Certainly fantastic results from the colloborators at DeepMind. The next step is going to be a major hurdle though--we'll have to extend it to model-free control. The Test of Time award winner at NIPS, Ali Rahimi, gave a great talk about the ever more essential need for greater scientific rigor and the development of useful theoretical foundations in Machine Learning such that we might make some insights to approach problems in the field that currently seem almost intractable (i.e. high dimensionality, etc.). For example, one thing he mentioned was how we use batch normalization to accelerate gradient descent, and how this is "explained" by saying batch norm "reduces internal covariate shift." The problem is, we really haven't a clue as to *why* reducing internal covariate shift speeds up gradient descent. Essentially, he wants us to move away from the sort of unguided engineering approach, and move towards a culture of and approach to research more similar to Biology (as opposed to just training our models conventionally and trying to reduce error rate as much as possible, and ultimately just a more empirical 'be creative and see what sticks' kind of approach).

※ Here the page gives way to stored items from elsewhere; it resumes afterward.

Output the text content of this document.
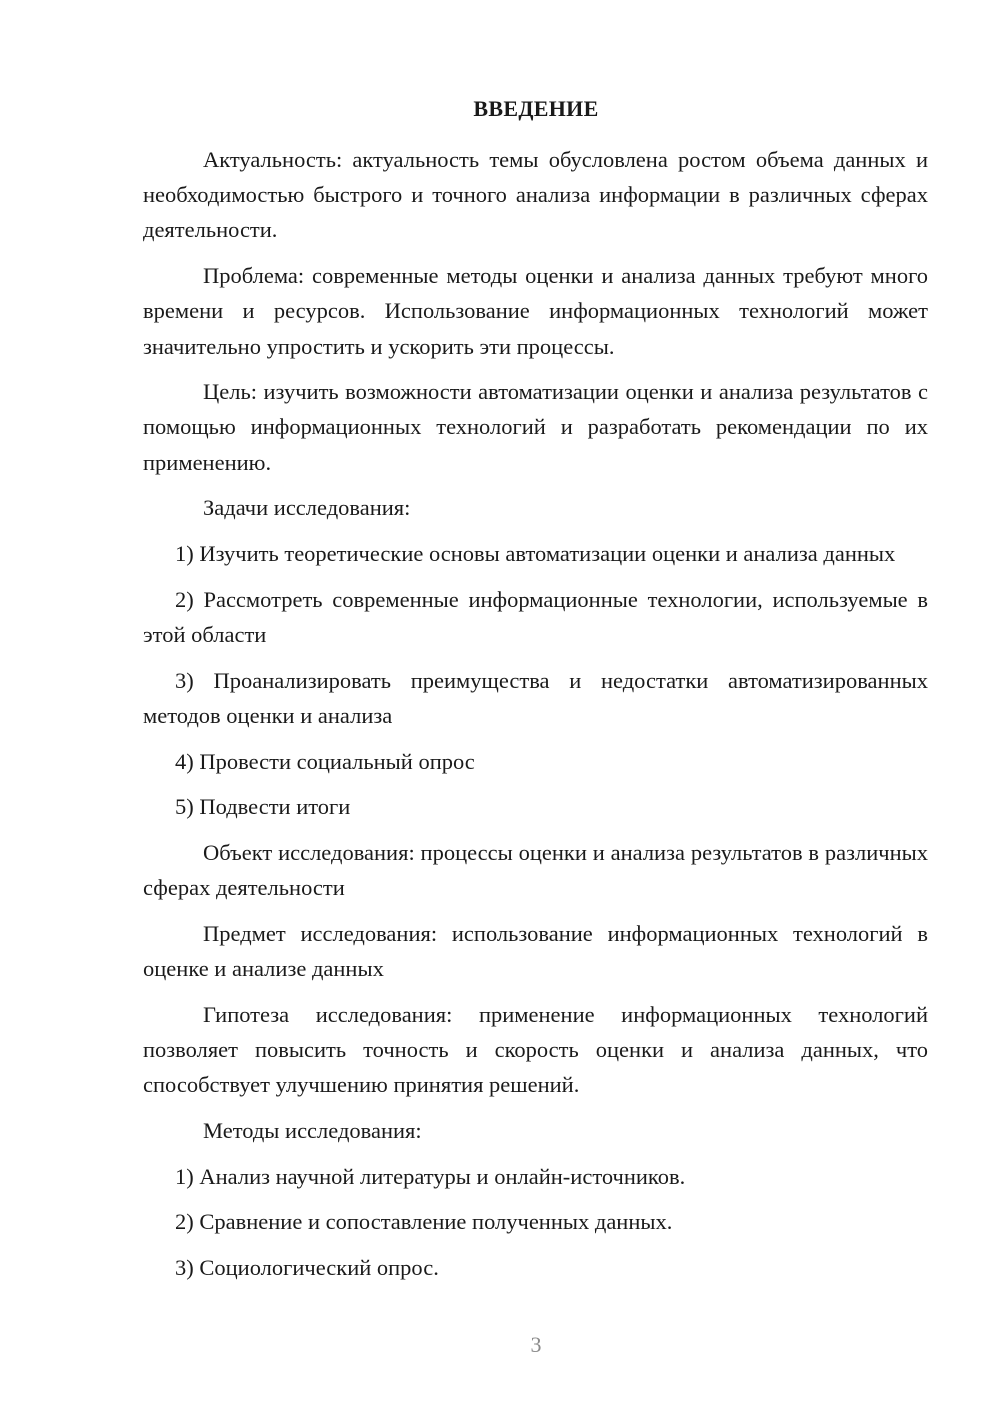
ВВЕДЕНИЕ

Актуальность: актуальность темы обусловлена ростом объема данных и необходимостью быстрого и точного анализа информации в различных сферах деятельности.

Проблема: современные методы оценки и анализа данных требуют много времени и ресурсов. Использование информационных технологий может значительно упростить и ускорить эти процессы.

Цель: изучить возможности автоматизации оценки и анализа результатов с помощью информационных технологий и разработать рекомендации по их применению.

Задачи исследования:

1) Изучить теоретические основы автоматизации оценки и анализа данных

2) Рассмотреть современные информационные технологии, используемые в этой области

3) Проанализировать преимущества и недостатки автоматизированных методов оценки и анализа

4) Провести социальный опрос

5) Подвести итоги

Объект исследования: процессы оценки и анализа результатов в различных сферах деятельности

Предмет исследования: использование информационных технологий в оценке и анализе данных

Гипотеза исследования: применение информационных технологий позволяет повысить точность и скорость оценки и анализа данных, что способствует улучшению принятия решений.

Методы исследования:

1) Анализ научной литературы и онлайн-источников.

2) Сравнение и сопоставление полученных данных.

3) Социологический опрос.

3
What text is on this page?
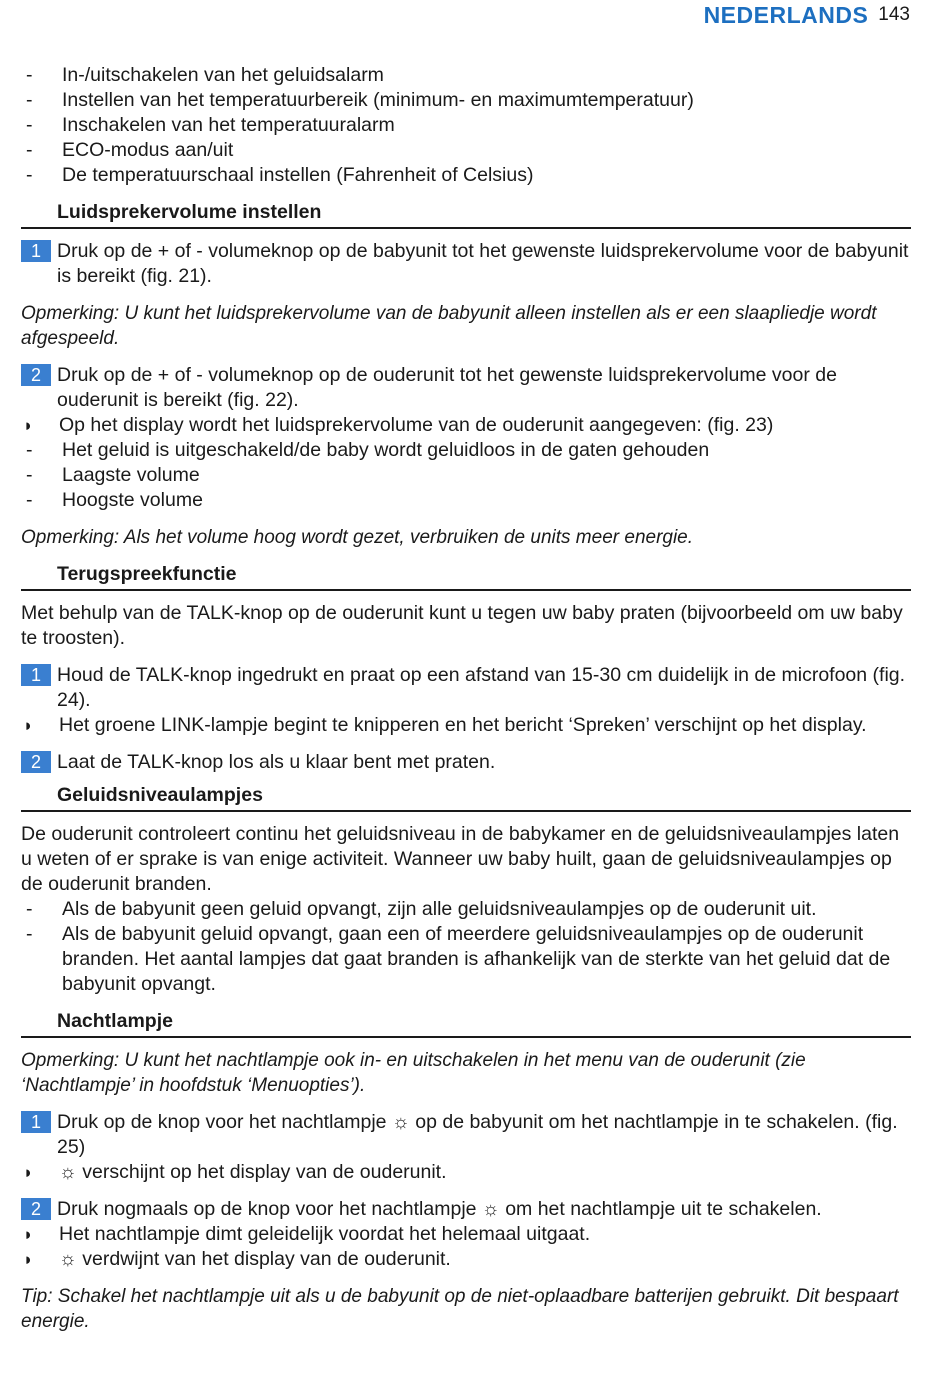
NEDERLANDS 143
-	In-/uitschakelen van het geluidsalarm
-	Instellen van het temperatuurbereik (minimum- en maximumtemperatuur)
-	Inschakelen van het temperatuuralarm
-	ECO-modus aan/uit
-	De temperatuurschaal instellen (Fahrenheit of Celsius)
Luidsprekervolume instellen
1 Druk op de + of - volumeknop op de babyunit tot het gewenste luidsprekervolume voor de babyunit is bereikt (fig. 21).
Opmerking: U kunt het luidsprekervolume van de babyunit alleen instellen als er een slaapliedje wordt afgespeeld.
2 Druk op de + of - volumeknop op de ouderunit tot het gewenste luidsprekervolume voor de ouderunit is bereikt (fig. 22).
◗	Op het display wordt het luidsprekervolume van de ouderunit aangegeven: (fig. 23)
-	Het geluid is uitgeschakeld/de baby wordt geluidloos in de gaten gehouden
-	Laagste volume
-	Hoogste volume
Opmerking: Als het volume hoog wordt gezet, verbruiken de units meer energie.
Terugspreekfunctie
Met behulp van de TALK-knop op de ouderunit kunt u tegen uw baby praten (bijvoorbeeld om uw baby te troosten).
1 Houd de TALK-knop ingedrukt en praat op een afstand van 15-30 cm duidelijk in de microfoon (fig. 24).
◗	Het groene LINK-lampje begint te knipperen en het bericht ‘Spreken’ verschijnt op het display.
2 Laat de TALK-knop los als u klaar bent met praten.
Geluidsniveaulampjes
De ouderunit controleert continu het geluidsniveau in de babykamer en de geluidsniveaulampjes laten u weten of er sprake is van enige activiteit. Wanneer uw baby huilt, gaan de geluidsniveaulampjes op de ouderunit branden.
-	Als de babyunit geen geluid opvangt, zijn alle geluidsniveaulampjes op de ouderunit uit.
-	Als de babyunit geluid opvangt, gaan een of meerdere geluidsniveaulampjes op de ouderunit branden. Het aantal lampjes dat gaat branden is afhankelijk van de sterkte van het geluid dat de babyunit opvangt.
Nachtlampje
Opmerking: U kunt het nachtlampje ook in- en uitschakelen in het menu van de ouderunit (zie ‘Nachtlampje’ in hoofdstuk ‘Menuopties’).
1 Druk op de knop voor het nachtlampje ☼ op de babyunit om het nachtlampje in te schakelen. (fig. 25)
◗	☼ verschijnt op het display van de ouderunit.
2 Druk nogmaals op de knop voor het nachtlampje ☼ om het nachtlampje uit te schakelen.
◗	Het nachtlampje dimt geleidelijk voordat het helemaal uitgaat.
◗	☼ verdwijnt van het display van de ouderunit.
Tip: Schakel het nachtlampje uit als u de babyunit op de niet-oplaadbare batterijen gebruikt. Dit bespaart energie.
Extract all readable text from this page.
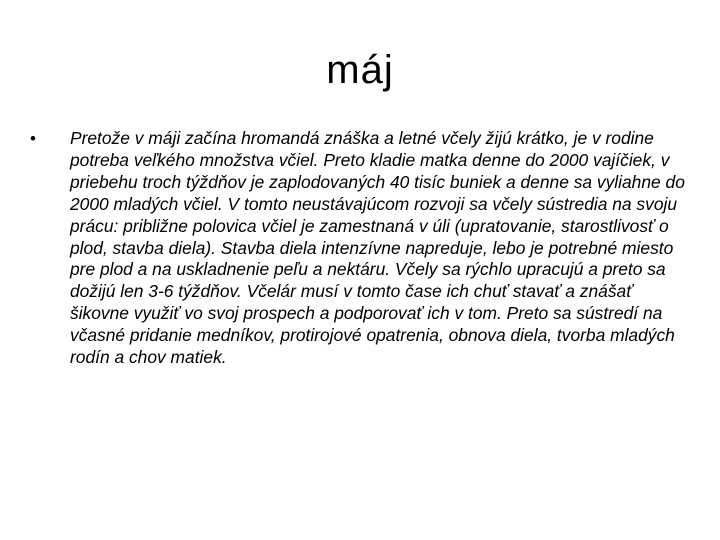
máj
• Pretože v máji začína hromandá znáška a letné včely žijú krátko, je v rodine potreba veľkého množstva včiel. Preto kladie matka denne do 2000 vajíčiek, v priebehu troch týždňov je zaplodovaných 40 tisíc buniek a denne sa vyliahne do 2000 mladých včiel. V tomto neustávajúcom rozvoji sa včely sústredia na svoju prácu: približne polovica včiel je zamestnaná v úli (upratovanie, starostlivosť o plod, stavba diela). Stavba diela intenzívne napreduje, lebo je potrebné miesto pre plod a na uskladnenie peľu a nektáru. Včely sa rýchlo upracujú a preto sa dožijú len 3-6 týždňov. Včelár musí v tomto čase ich chuť stavať a znášať šikovne využiť vo svoj prospech a podporovať ich v tom. Preto sa sústredí na včasné pridanie medníkov, protirojové opatrenia, obnova diela, tvorba mladých rodín a chov matiek.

Interestingly, this has spawned a debate in the community. Prof. Yann LeCun came out and officially disagreed with Rahimi, stating that the state of the art so far has been developed due to the clever engineering of researchers (he took offense to what Rahimi called it: "Alchemy"), and that practical technology almost always precedes the theory developed to fully explain the technology (i.e. Watt's steam engine came before Carnot Cycle--you can't criticize Watt for not being Carnot, basically). I think the essence of the debate is whether the current culture of research will be beneficial or detrimental for the field going forward--Rahimi seems to think it is becoming detrimental, since it's still a challenge to pedagogically deliver ML to students without any anchoring theoretical foundations (you actually have to "get good" at machine learning by developing a lot of experience and intuition while training models, without being able to anchor back to any real first principles), and the need to have proper explanations for the workings of our ML systems in the context of life or death situations involving humans (i.e. autonomous driving, cancer pathology, etc.). Prof. LeCun thinks that this way of doing things is just fine, and that Rahimi shouldn't needlessly criticize the work done so far, instead go and do the theory work, to which Rahimi replied that the talk he gave was basically a public plea for help.
I see both sides' arguments, and it's been very interesting to follow the discussion so far. Either way, I'm excited to see where we'll be in 5 or 10 years, when we'll have seriously improved and expanded datasets for model training combined with superior hardware like MITs programmable nanophotonic processor or utilizing the phase-change memory work of IBM researchers to allow for massively parallel computing systems, which would be great for ML. Maybe by then we'll have progressed a good bit on developing theoretical foundations in ML.